This last weekend (typically a partially wet Bank Holiday weekend in the UK), British Airways suffered a major IT fault which grounded ALL their flights internationally for most of the weekend!
The root cause(s) of this outage have not been revealed by BT, leaving us to specualte on what did and didn't happen, but from what we have been told, and the subsequent issues faced, we can draw some conclusions.

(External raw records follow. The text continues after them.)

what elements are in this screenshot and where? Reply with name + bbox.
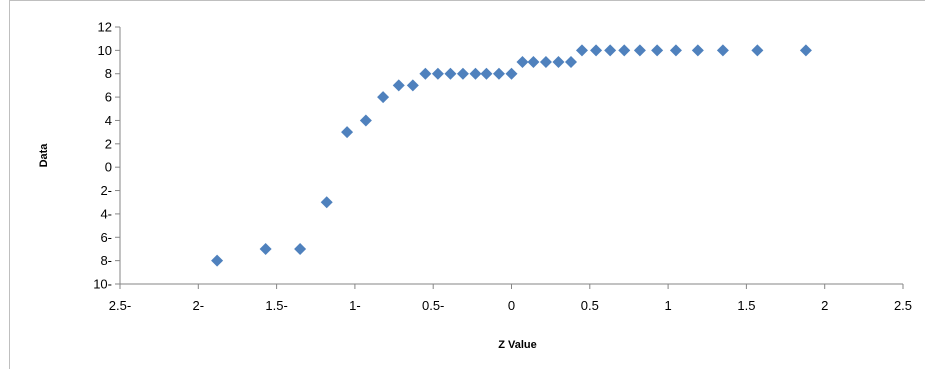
x-tick-label: 1.5-: [265, 298, 287, 313]
data-point: [618, 44, 631, 57]
data-point: [691, 44, 704, 57]
x-tick-label: 1.5: [737, 298, 755, 313]
data-point: [456, 67, 469, 80]
data-point: [590, 44, 603, 57]
data-point: [392, 79, 405, 92]
x-axis-title: Z Value: [498, 339, 537, 351]
data-point: [259, 242, 272, 255]
data-point: [575, 44, 588, 57]
x-tick-label: 0.5: [581, 298, 599, 313]
y-tick-label: 8-: [100, 253, 112, 268]
data-point: [633, 44, 646, 57]
y-tick-label: 8: [105, 66, 112, 81]
data-point: [359, 114, 372, 127]
y-tick-label: 10-: [93, 277, 112, 292]
data-point: [552, 56, 565, 69]
x-tick-label: 2: [821, 298, 828, 313]
y-tick-label: 4-: [100, 206, 112, 221]
data-point: [469, 67, 482, 80]
y-axis-title: Data: [38, 143, 50, 168]
data-points: [211, 44, 812, 267]
x-tick-label: 2-: [193, 298, 205, 313]
data-point: [505, 67, 518, 80]
data-point: [527, 56, 540, 69]
y-tick-label: 2: [105, 136, 112, 151]
data-point: [716, 44, 729, 57]
data-point: [294, 242, 307, 255]
chart-frame: [9, 0, 925, 369]
data-point: [651, 44, 664, 57]
data-point: [431, 67, 444, 80]
data-point: [377, 91, 390, 104]
x-ticks: 2.5- 2- 1.5- 1- 0.5- 0 0.5 1 1.5 2 2.5: [109, 284, 912, 313]
data-point: [492, 67, 505, 80]
x-tick-label: 2.5-: [109, 298, 131, 313]
data-point: [419, 67, 432, 80]
x-tick-label: 1-: [349, 298, 361, 313]
data-point: [799, 44, 812, 57]
data-point: [604, 44, 617, 57]
x-tick-label: 1: [664, 298, 671, 313]
data-point: [516, 56, 529, 69]
axes: [119, 27, 903, 285]
x-tick-label: 0.5-: [422, 298, 444, 313]
data-point: [565, 56, 578, 69]
x-tick-label: 0: [508, 298, 515, 313]
data-point: [669, 44, 682, 57]
data-point: [444, 67, 457, 80]
y-tick-label: 6: [105, 90, 112, 105]
data-point: [320, 196, 333, 209]
y-ticks: 12 10 8 6 4 2 0 2- 4- 6- 8- 10-: [93, 20, 120, 292]
data-point: [751, 44, 764, 57]
data-point: [341, 126, 354, 139]
y-tick-label: 12: [98, 20, 112, 35]
y-tick-label: 2-: [100, 183, 112, 198]
y-tick-label: 6-: [100, 230, 112, 245]
data-point: [480, 67, 493, 80]
y-tick-label: 0: [105, 160, 112, 175]
data-point: [539, 56, 552, 69]
data-point: [406, 79, 419, 92]
y-tick-label: 10: [98, 43, 112, 58]
y-tick-label: 4: [105, 113, 112, 128]
data-point: [211, 254, 224, 267]
x-tick-label: 2.5: [894, 298, 912, 313]
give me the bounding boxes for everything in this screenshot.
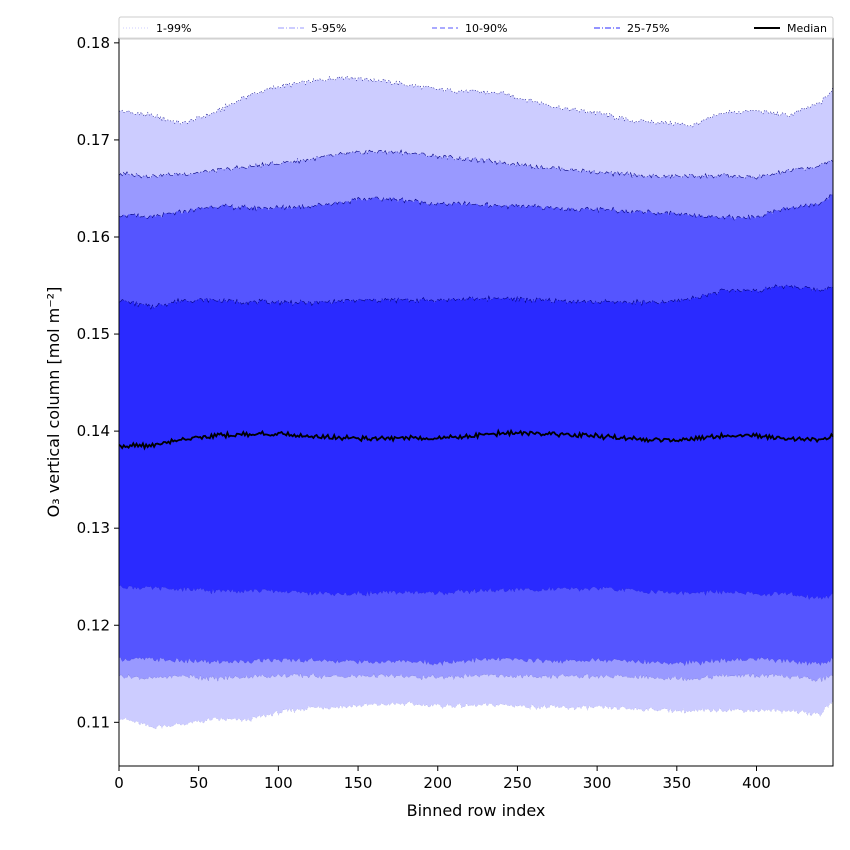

Firstly, the symptoms of the outage as experienced by BA staff and customers at airports. All BA computer systems went down, meaning there were:
- No phones
- No computers
- No website
- No app / text services
- No bagage handling
- No aircraft tracking
- No logistics monitoring
This meant that no BA staff were able to check in passengers or luggage, were not able to board or depart any flights from the UK (due to bagage and other systems being down), were not able to land flights currently en-route (as the departing flights couldn't depart and so couldn't free up space for the incoming flights), and subsequently were not able to depart any new flights into the UK.
Thus, the entire BA operation ground to a halt. There are reports of BA staff not even being able to book stranded passengers into hotels, or order cabs, as they had no way of doing so. (remember, EU law says all airlines must provide food, acomodation and transfers to any passengers delayed overnight)
So far, BA have said this entire melt-down was caused by a "power spike", and that the fact they "outsourced their IT" to India a couple of years ago had nothing to do with it, as apparently the data centre was in the UK. However, their story doesn't make sense and raises a number of questions:
- Surely their primary data centre had an UPS (Unineruptable Power Supply) in place, which should have protected against the spike?
- Surely their backup / DR / BC data centre is located in a geographically distant location and so wouldn't be affected by the power spike at the primary data centre?
- Surely their backup / DR / BC plans have scenarios for a power issue occuring?
- Why did it take an entire weekend to get systems back on line?
- If "all" IT has been outsourced to India, what local, on-the-ground staff did BA have to fix these issues?